Mariantonietta Fabbricatore è laureata in Medicina e Chirurgia, ha conseguito la Laurea Specialistica in Scienze della Nutrizione Umana e la specializzazione in Psicoterapia Cognitiva e Comportamentale. Attualmente insegna Psicoterapia del Comportamento, Disturbi Alimentari presso l’Università Europea di Roma. E’ socio della Società Italiana per lo Studio dell’Obesità, SIO, e della Società Italiana per lo Studio dei Disturbi del Comportamento Alimentare, SISDCA.
Che cosa si intende per ortoressia?
“L’ortoressia è un disturbo che è venuto alla ribalta negli ultimi anni ed è la tendenza a voler tenere un’alimentazione completamente sana e corretta. Attualmente non rientra nei Disturbi del Comportamento alimentare, ma sono in atto degli studi che stanno valutando la possibilità di inserirlo nella categoria. La definizione di ortoressia viene attribuita a Steven Bratman, dietologo statunitense, nel 1997. Si tratta di una tendenza all’alimentazione sana nata come bilanciamento al cibo spazzatura”.

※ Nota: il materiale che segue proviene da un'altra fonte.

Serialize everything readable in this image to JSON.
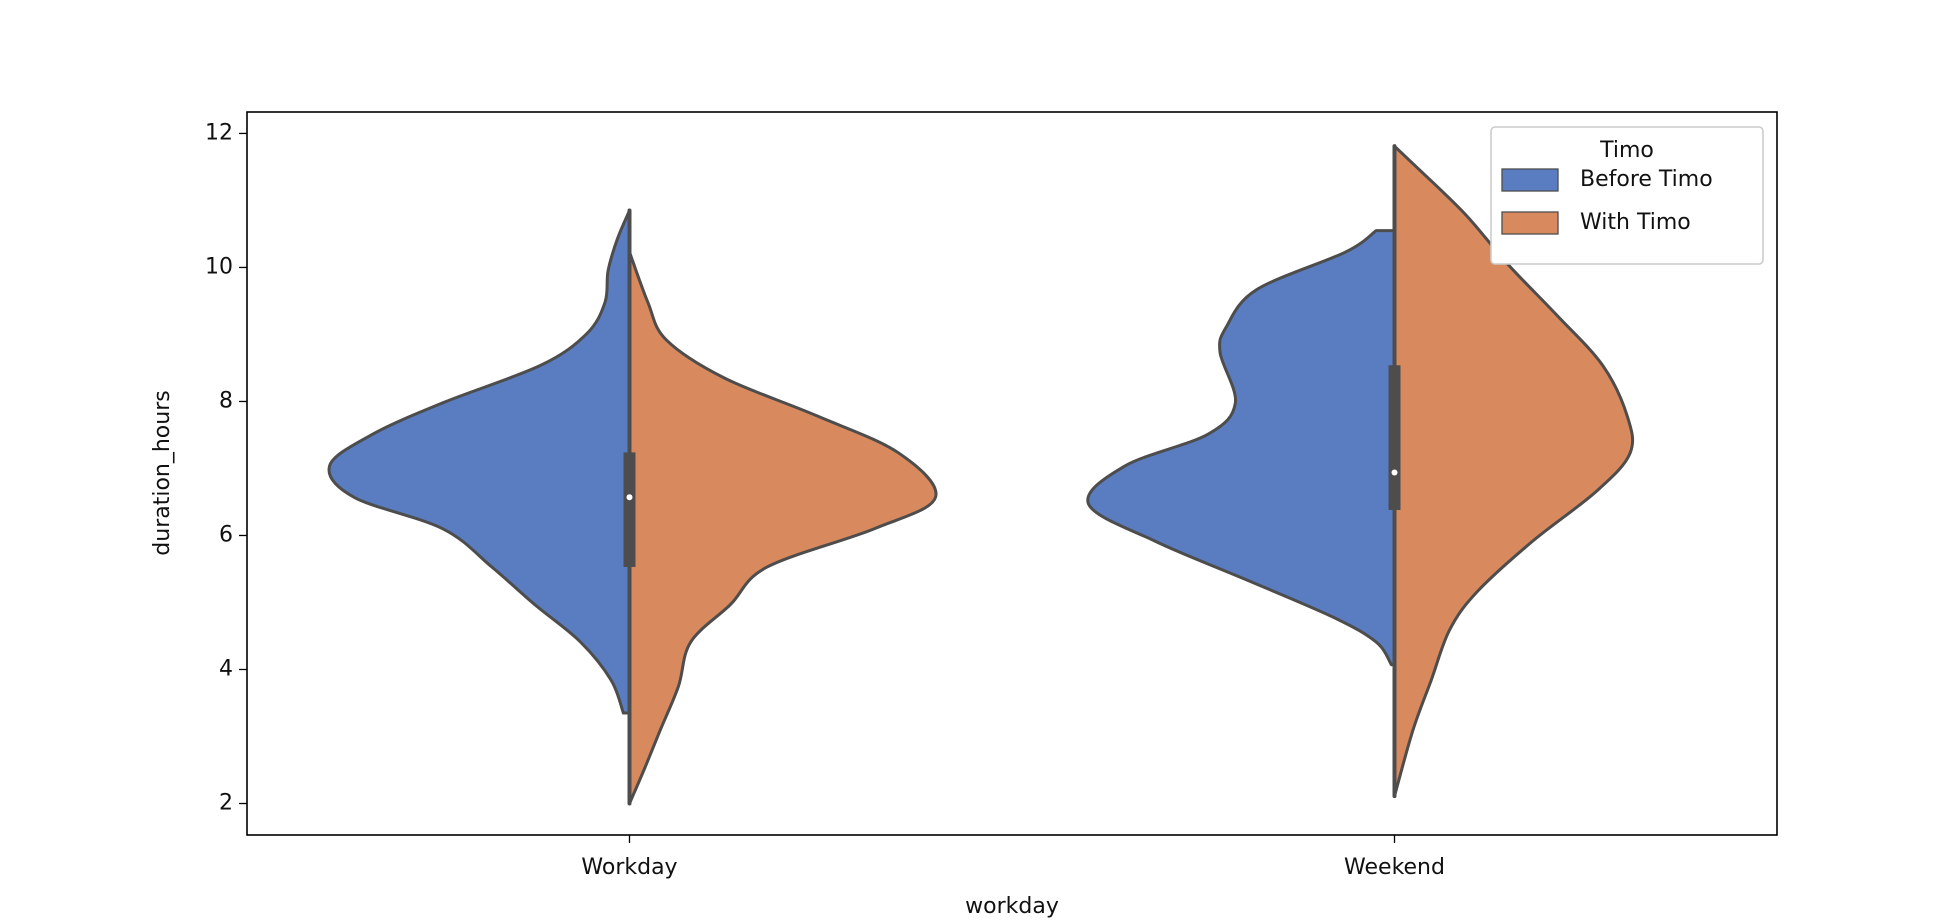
{
  "chart_data": {
    "type": "violin",
    "split": true,
    "xlabel": "workday",
    "ylabel": "duration_hours",
    "categories": [
      "Workday",
      "Weekend"
    ],
    "ylim": [
      1.53,
      12.32
    ],
    "yticks": [
      2,
      4,
      6,
      8,
      10,
      12
    ],
    "legend": {
      "title": "Timo",
      "loc": "upper right"
    },
    "edge_color": "#4d4d4d",
    "series": [
      {
        "name": "Before Timo",
        "color": "#5a7dc1",
        "side": "left",
        "violins": [
          {
            "y": [
              10.85,
              10.42,
              9.95,
              9.48,
              9.01,
              8.54,
              7.98,
              7.51,
              7.04,
              6.57,
              6.1,
              5.53,
              4.97,
              4.41,
              3.84,
              3.35
            ],
            "density": [
              0,
              0.04,
              0.07,
              0.08,
              0.14,
              0.29,
              0.61,
              0.84,
              0.98,
              0.9,
              0.61,
              0.45,
              0.31,
              0.16,
              0.06,
              0.02
            ]
          },
          {
            "y": [
              10.55,
              10.23,
              9.67,
              9.11,
              8.73,
              7.98,
              7.51,
              7.04,
              6.47,
              5.91,
              5.35,
              4.78,
              4.41,
              4.07
            ],
            "density": [
              0.06,
              0.16,
              0.45,
              0.55,
              0.57,
              0.52,
              0.61,
              0.88,
              1.0,
              0.78,
              0.49,
              0.2,
              0.06,
              0.01
            ]
          }
        ]
      },
      {
        "name": "With Timo",
        "color": "#d88a5e",
        "side": "right",
        "violins": [
          {
            "y": [
              10.23,
              9.48,
              8.92,
              8.35,
              7.79,
              7.23,
              6.57,
              6.1,
              5.53,
              4.97,
              4.41,
              3.75,
              3.09,
              2.53,
              2.0
            ],
            "density": [
              0,
              0.06,
              0.12,
              0.31,
              0.61,
              0.88,
              1.0,
              0.8,
              0.45,
              0.33,
              0.2,
              0.16,
              0.1,
              0.05,
              0
            ]
          },
          {
            "y": [
              11.81,
              11.55,
              10.8,
              10.05,
              9.29,
              8.54,
              7.79,
              7.23,
              6.66,
              5.91,
              5.16,
              4.59,
              3.84,
              3.09,
              2.11
            ],
            "density": [
              0,
              0.06,
              0.23,
              0.37,
              0.53,
              0.68,
              0.76,
              0.77,
              0.66,
              0.45,
              0.27,
              0.18,
              0.12,
              0.06,
              0
            ]
          }
        ]
      }
    ],
    "boxes": [
      {
        "whisker_low": 2.0,
        "q1": 5.53,
        "median": 6.57,
        "q3": 7.24,
        "whisker_high": 10.85
      },
      {
        "whisker_low": 2.11,
        "q1": 6.38,
        "median": 6.94,
        "q3": 8.54,
        "whisker_high": 11.81
      }
    ]
  }
}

Qual’è la differenza principale con i soggetti che soffrono di anoressia o bulimia?
“La principale differenza è la focalizzazione. L’obiettivo primario dell’ortoressico non è quello di perdere peso, ma di mangiare sano; dunque un concetto di tipo qualitativo e non quantitativo degli alimenti. Tuttavia, si è visto che alcune persone che hanno avuto un disturbo del comportamento alimentare hanno poi sviluppato un disturbo ortoressico, tuttavia, il peso dell’ortoressico non è mai basso”.
Ed è per questo che viene definito un comportamento “occulto”?
“Sì, perché inizialmente si manifesta in sordina, senza dare preoccupanti segnali. Il soggetto mostra uno stile di vita sano e apparentemente è in forma; tuttavia, piano piano per alcuni diventa un comportamento di tipo ossessivo, per cui mangiare bene diventa quasi un obbligo. Invade il repertorio comportamentale di questi soggetti che poi iniziano a sentirsi in colpa se non mangiano l’alimento prefissato. Nei casi più complessi c’è la tendenza all’isolamento sociale. E’ proprio in questo momento che si inizia a parlare di disturbo”.
Ci sono delle persone predisposte al comportamento ortoressico?
“Si per esempio persone che si occupano di alimentazione per lavoro o che si occupano del fitness. I soggetti maggiormente predisposti sono istruttori, personal trainer o ballerini. Sono soggetti che devono tenere uno stile di vita sano e non solo, propongono anche attraverso i social programmi alimentari autogestiti che potrebbero avere effetti negativi sul bacino di utenti che accedono a tali contenuti. Viene proposta un’alimentazione che, se non sottoposta alla supervisione di esperti, alla lunga potrebbe creare malnutrizione”.
C’è un rapporto tra il disturbo e i social media?
“Essendo un disturbo legato alla cultura occidentale, è cresciuto con il diffondersi della rete e dei social. Anche se i media non sono la causa primaria, influiscono direttamente perché i soggetti esposti a questa patologia hanno una insoddisfazione corporea e trovano tra i video social dei modelli corporei e alimentari di comportamento. In pratica abbiamo due tendenze ovvero l’ideale del corpo magro, da una parte e la tendenza, per il genere maschile, alla muscolarità di avere un corpo bello e prestante. Queste sono tendenze di soggetti che hanno un’insoddisfazione per il proprio corpo e, dunque, possono essere facilmente manipolati. Instagram è il social media con maggiore incidenza nello sviluppo dell’ortoressia per il grande uso delle immagini che alimentano nel soggetto la necessità di fare continui confronti tra le proprie dimensioni corporee e le dimensioni corporee dei modelli”.
Si è parlato anche di “spiritualità della cucina”. In cosa consiste?
“In questi tempi di insicurezza, dove sono venuti meno alcuni fattori di aggregazione, le persone ricercano un senso di appartenenza che mettono in correlazione con la spiritualità e la identificano nel seguire questo stile alimentare. Avendo questo tipo di atteggiamento nei confronti del cibo si sentono in una dimensione superiore a cui tendere e identificano questa spiritualità nel proprio stile di vita. In pratica, attraverso l’alimentazione e la cucina questi soggetti acquisiscono quasi un senso di superiorità rispetto a coloro che mangiano in maniera convenzionale”.